Thank you so much for all of the effort you put into it, and for your warm hospitality.

        —Lisa Morgan
Redford, MI

On Praise and Blame

J.O. Tate’s jovial critique of Hollywood gender-benders (“Unisex Multiplex,” Views, February) provides a great overview of the problems with ostensibly innocuous entertainment. As an admirer of the Coen brothers’ films, I would only add to Professor Tate’s discussion of The Big Lebowski that the film, in addition to being a wicked parody of Raymond Chandler, also mordantly depicts nihilism through the Germanic trio that harasses “The Dude” (Jeff Bridges). In one of the more hilarious scenes in recent years, one of the nihilists bleats, “Iss not fair!” To which John Goodman’s character retorts, “Fair? Who’s the f—ing nihilist around here!” Strike a blow against sanctimony!

That said, Professor Tate’s essay contains one minor error: Tyne Daly was Harry Callahan’s partner in The Enforcer, not Sudden Impact.

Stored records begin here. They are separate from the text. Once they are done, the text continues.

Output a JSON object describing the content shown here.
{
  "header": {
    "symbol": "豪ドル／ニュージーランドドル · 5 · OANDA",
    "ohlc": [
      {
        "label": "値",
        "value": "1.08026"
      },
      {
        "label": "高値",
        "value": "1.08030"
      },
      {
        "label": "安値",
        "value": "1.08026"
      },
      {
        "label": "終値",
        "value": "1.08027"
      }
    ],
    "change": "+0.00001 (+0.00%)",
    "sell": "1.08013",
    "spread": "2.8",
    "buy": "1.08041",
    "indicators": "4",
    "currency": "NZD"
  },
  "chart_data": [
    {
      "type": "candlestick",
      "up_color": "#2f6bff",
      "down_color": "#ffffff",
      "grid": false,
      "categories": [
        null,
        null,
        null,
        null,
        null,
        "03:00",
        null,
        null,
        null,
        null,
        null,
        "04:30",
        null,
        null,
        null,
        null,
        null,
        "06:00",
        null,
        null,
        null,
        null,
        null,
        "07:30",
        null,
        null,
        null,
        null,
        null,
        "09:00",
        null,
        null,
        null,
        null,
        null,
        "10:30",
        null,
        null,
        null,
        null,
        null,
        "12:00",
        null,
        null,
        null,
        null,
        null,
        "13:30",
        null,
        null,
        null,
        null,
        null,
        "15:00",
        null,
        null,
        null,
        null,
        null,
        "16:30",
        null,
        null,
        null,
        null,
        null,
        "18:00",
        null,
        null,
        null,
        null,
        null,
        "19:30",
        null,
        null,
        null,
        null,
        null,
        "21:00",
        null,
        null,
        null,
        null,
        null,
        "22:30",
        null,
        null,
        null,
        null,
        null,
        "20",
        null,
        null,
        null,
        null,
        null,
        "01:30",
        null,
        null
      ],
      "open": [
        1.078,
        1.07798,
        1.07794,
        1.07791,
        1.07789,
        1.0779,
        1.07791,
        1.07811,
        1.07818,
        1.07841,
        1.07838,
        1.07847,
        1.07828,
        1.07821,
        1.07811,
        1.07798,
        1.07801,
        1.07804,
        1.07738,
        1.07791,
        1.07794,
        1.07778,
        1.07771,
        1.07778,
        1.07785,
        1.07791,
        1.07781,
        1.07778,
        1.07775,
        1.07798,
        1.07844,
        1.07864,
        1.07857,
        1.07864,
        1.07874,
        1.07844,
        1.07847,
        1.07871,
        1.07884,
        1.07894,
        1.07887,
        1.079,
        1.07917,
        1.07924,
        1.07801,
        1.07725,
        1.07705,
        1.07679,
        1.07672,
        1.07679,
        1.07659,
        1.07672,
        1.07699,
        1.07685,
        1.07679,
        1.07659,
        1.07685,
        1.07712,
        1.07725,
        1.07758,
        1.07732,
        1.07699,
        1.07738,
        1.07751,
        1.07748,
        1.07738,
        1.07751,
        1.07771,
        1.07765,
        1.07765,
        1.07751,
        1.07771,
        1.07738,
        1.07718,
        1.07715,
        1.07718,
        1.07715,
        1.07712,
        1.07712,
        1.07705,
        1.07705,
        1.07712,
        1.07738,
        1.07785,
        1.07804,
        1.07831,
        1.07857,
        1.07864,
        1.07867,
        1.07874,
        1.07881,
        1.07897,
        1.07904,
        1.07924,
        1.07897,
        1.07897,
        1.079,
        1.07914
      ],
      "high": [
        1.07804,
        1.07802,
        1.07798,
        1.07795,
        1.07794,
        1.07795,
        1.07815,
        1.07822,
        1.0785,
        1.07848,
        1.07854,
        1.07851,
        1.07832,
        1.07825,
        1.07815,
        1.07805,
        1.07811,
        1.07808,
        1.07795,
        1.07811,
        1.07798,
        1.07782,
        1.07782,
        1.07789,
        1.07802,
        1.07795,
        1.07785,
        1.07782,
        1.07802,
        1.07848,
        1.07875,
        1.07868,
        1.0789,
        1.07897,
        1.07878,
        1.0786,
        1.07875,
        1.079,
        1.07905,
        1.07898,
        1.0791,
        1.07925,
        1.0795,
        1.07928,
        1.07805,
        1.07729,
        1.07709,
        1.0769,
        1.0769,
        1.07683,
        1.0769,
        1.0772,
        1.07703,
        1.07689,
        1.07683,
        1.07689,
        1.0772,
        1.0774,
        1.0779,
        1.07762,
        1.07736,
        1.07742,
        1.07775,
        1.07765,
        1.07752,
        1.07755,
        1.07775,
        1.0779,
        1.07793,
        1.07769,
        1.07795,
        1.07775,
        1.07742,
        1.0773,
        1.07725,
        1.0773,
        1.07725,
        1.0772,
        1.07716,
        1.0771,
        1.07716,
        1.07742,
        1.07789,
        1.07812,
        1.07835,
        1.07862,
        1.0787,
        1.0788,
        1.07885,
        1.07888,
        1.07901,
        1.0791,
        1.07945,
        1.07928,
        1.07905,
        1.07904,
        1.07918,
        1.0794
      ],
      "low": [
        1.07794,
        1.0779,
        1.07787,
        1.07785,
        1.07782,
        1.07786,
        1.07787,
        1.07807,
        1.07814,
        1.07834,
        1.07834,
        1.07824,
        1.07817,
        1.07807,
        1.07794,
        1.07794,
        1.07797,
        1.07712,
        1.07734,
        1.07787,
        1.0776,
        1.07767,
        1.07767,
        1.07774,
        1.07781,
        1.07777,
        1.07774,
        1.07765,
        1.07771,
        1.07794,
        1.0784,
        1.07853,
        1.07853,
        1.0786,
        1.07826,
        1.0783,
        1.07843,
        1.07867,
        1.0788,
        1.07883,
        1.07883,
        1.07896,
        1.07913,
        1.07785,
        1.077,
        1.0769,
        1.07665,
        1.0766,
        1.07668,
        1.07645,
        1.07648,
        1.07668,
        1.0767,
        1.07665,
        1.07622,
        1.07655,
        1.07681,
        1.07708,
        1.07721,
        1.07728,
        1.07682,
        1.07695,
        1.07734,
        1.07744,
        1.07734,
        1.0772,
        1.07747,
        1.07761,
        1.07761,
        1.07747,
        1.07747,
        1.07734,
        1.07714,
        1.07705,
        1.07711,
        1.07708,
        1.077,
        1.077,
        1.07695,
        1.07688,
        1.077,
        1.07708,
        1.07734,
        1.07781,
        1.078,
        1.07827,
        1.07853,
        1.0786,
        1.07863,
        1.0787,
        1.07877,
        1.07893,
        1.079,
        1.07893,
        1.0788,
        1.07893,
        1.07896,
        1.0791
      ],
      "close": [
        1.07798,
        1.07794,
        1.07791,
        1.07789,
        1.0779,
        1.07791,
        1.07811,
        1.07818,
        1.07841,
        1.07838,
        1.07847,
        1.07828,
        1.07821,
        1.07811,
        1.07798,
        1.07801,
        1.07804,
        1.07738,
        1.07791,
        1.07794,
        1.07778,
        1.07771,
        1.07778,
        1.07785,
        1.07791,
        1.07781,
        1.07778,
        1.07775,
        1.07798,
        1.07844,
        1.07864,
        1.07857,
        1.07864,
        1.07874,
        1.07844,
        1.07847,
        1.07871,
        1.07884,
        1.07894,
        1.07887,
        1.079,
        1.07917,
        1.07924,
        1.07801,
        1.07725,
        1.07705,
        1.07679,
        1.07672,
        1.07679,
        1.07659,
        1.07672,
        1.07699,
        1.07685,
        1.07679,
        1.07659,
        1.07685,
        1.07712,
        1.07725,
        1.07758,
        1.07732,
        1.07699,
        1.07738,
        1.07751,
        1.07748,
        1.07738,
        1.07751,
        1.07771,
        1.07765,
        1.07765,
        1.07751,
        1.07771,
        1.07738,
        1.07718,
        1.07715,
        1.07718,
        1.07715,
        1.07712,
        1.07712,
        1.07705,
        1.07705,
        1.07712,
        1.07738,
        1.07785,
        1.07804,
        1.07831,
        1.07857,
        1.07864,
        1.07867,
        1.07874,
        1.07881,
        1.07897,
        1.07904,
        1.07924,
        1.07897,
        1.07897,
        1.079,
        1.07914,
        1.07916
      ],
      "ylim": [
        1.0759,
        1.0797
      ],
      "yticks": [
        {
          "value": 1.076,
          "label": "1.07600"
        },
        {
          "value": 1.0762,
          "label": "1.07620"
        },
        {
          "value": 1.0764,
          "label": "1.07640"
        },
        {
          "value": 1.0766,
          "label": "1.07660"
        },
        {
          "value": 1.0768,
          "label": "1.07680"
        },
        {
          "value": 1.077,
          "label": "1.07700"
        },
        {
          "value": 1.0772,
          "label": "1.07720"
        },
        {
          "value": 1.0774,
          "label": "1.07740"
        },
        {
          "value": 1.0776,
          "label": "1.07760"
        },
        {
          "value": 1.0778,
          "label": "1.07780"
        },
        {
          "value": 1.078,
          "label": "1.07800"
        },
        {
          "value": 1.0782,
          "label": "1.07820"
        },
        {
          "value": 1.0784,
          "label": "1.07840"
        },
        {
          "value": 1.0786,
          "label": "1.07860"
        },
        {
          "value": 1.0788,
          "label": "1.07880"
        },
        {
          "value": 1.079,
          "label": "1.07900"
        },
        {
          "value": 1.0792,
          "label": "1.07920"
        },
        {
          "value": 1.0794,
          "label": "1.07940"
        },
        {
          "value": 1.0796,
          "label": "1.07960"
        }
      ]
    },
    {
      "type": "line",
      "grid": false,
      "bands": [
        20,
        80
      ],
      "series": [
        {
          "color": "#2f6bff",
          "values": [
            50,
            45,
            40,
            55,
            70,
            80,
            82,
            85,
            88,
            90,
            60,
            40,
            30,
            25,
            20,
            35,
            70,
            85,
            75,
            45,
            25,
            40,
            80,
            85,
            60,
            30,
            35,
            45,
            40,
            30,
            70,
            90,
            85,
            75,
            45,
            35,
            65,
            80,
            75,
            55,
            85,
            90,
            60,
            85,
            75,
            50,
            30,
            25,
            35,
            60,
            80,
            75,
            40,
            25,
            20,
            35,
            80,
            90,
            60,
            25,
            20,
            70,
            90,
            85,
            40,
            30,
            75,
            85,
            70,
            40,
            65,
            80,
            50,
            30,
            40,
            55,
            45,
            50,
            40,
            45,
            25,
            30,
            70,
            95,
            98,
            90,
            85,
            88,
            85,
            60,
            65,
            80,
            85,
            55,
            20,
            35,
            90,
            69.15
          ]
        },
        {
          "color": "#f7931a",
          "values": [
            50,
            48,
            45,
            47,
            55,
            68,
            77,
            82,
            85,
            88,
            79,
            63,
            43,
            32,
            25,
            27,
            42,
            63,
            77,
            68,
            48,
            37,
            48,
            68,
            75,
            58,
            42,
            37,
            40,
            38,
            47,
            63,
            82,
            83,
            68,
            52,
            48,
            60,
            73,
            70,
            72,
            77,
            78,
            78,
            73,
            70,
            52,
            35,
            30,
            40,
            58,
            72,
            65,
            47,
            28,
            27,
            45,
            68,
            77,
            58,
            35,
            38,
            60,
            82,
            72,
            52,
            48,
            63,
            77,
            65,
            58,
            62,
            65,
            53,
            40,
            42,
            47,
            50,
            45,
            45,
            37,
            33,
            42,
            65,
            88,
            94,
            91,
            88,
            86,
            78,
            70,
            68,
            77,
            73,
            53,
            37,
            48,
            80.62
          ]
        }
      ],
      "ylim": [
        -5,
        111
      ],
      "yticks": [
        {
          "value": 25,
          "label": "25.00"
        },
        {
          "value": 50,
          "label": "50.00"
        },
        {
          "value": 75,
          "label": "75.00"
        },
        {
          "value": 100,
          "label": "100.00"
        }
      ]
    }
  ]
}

Incidentally, Dirty Harry makes a comment in The Enforcer that complements Professor Tate’s essay. When one of the mayor’s stuffy feminist staff informs Callahan that “His Honor intends to broaden the areas of participation for women in the police force,” the irreverent inspector observes, “Well that sounds very stylish”—a perfect assessment and dismissal of the redial chic so intertwined with feminism.

        —Myles Kantor
Boynton Beach, FL

While I enjoy Chronicles, I was a bit surprised to see Siobhan McKenna’s name mentioned along with “Hillary and Rosie and Madonna and Riot Grrrls . . . “ in your February issue (“It’s a Girl’s, Girl’s, Girl’s, Girl’s World,” Views). 

The late Siobhan McKenna was the first lady of Irish theater. Her film credits include Dr. Zhivago and King of Kings. I had the pleasure of seeing her on stage in San Francisco a few years before she died. She certainly had little in common with the other women on the list.

Is it possible that Marian Kester Coombs was thinking of Sinead O’Connor and simply got her Irish lasses confused? I trust that this was an honest mistake which your fact-checker simply failed to catch. 

        —Siobhan Semmett
Dayton, OH

The Editors Reply:

When it rains, it pours. We regret the errors and thank our readers for calling them to our attention.